Research on the influence of measurement accuracy of the CCD moiré method

Abstract

The CCD moiré method is an emerging tool for full-field measurements due to its simple optical setup and high resolution in topography and deformation measurements. It takes the periodic pixel on the image sensor of the digital camera as the reference grating, effectively “magnifies” the specimen grating pasted on the specimen surface. Different from ordinary moiré, CCD moiré has an image sensor that serves as both a reference grating and a recording pixel, its interval of parameters for measurement is narrow, and moiré quality is affected by multiple factors. This paper presents a systematic study of the factors affecting the accuracy of CCD moiré measurement. Firstly, a theoretical deduction of the formation process and measurement principle of CCD moiré is conducted, and then four classical single-moiré image-based phase extraction algorithms are summarized. Secondly, the imaging model of CCD moiré is established and all the factors that affect the accuracy of CCD moiré are studied, including lens aperture-coefficient FN, the pith of grating (ps, pr), pixel's duty-ratio dr, and camera acquisition mode.
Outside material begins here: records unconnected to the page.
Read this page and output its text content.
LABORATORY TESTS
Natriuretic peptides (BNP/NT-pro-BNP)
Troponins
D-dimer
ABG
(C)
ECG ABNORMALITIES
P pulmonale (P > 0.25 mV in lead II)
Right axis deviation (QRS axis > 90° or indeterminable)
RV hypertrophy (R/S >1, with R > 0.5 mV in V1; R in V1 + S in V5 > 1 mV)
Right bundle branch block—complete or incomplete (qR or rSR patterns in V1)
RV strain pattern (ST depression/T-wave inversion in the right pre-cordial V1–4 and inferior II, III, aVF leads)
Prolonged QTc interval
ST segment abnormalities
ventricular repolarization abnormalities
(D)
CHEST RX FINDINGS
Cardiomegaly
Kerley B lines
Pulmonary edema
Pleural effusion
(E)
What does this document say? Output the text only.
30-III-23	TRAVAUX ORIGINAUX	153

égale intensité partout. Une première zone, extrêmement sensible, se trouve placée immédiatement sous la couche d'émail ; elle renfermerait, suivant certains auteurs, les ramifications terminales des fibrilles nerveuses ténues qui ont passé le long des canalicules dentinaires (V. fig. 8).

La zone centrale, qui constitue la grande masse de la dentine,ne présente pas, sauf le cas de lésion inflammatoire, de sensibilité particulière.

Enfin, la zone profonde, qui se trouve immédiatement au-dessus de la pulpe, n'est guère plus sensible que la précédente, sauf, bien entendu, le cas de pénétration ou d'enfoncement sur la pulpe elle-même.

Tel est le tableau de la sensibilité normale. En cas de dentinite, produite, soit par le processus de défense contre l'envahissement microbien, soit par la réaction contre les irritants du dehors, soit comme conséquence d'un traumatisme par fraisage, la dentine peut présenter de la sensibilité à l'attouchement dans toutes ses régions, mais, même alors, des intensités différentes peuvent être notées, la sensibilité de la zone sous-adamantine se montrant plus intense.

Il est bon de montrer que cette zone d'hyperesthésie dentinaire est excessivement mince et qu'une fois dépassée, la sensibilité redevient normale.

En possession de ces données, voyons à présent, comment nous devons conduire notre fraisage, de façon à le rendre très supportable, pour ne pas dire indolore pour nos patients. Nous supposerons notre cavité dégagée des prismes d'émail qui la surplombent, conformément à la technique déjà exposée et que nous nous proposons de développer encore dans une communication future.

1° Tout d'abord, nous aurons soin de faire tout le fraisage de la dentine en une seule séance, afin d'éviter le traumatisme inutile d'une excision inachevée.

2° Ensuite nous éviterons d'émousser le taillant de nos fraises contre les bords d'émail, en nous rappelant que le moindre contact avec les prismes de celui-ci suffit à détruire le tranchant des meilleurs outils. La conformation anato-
The results have identified the following optimal parameter interval: (1) determining the optimal pitch-ratio (n, or, ps / pr) is crucial for achieving high image quality and measurement accuracy, and the recommended interval isn∈[1.1,1.25]; (2) the pixel's duty-ratio is preferred to be set atdr∈[0.5,0.7], as it enables a favorable tradeoff between the image signal-to-noise ratio(SNR) and image contrast; (3) the recommended aperture-coefficient is FN∈[4,8]; (4) the Skip and Normal camera acquisition mode is preferred based on actual measurement situations. Finally, the measurement accuracy and advantages of the CCD moiré method are effectively verified through two experiments: one on four-point bending in comparison with the DIC method, and the other on the ship vertical arch displacement measurement under a large field of view (FOV).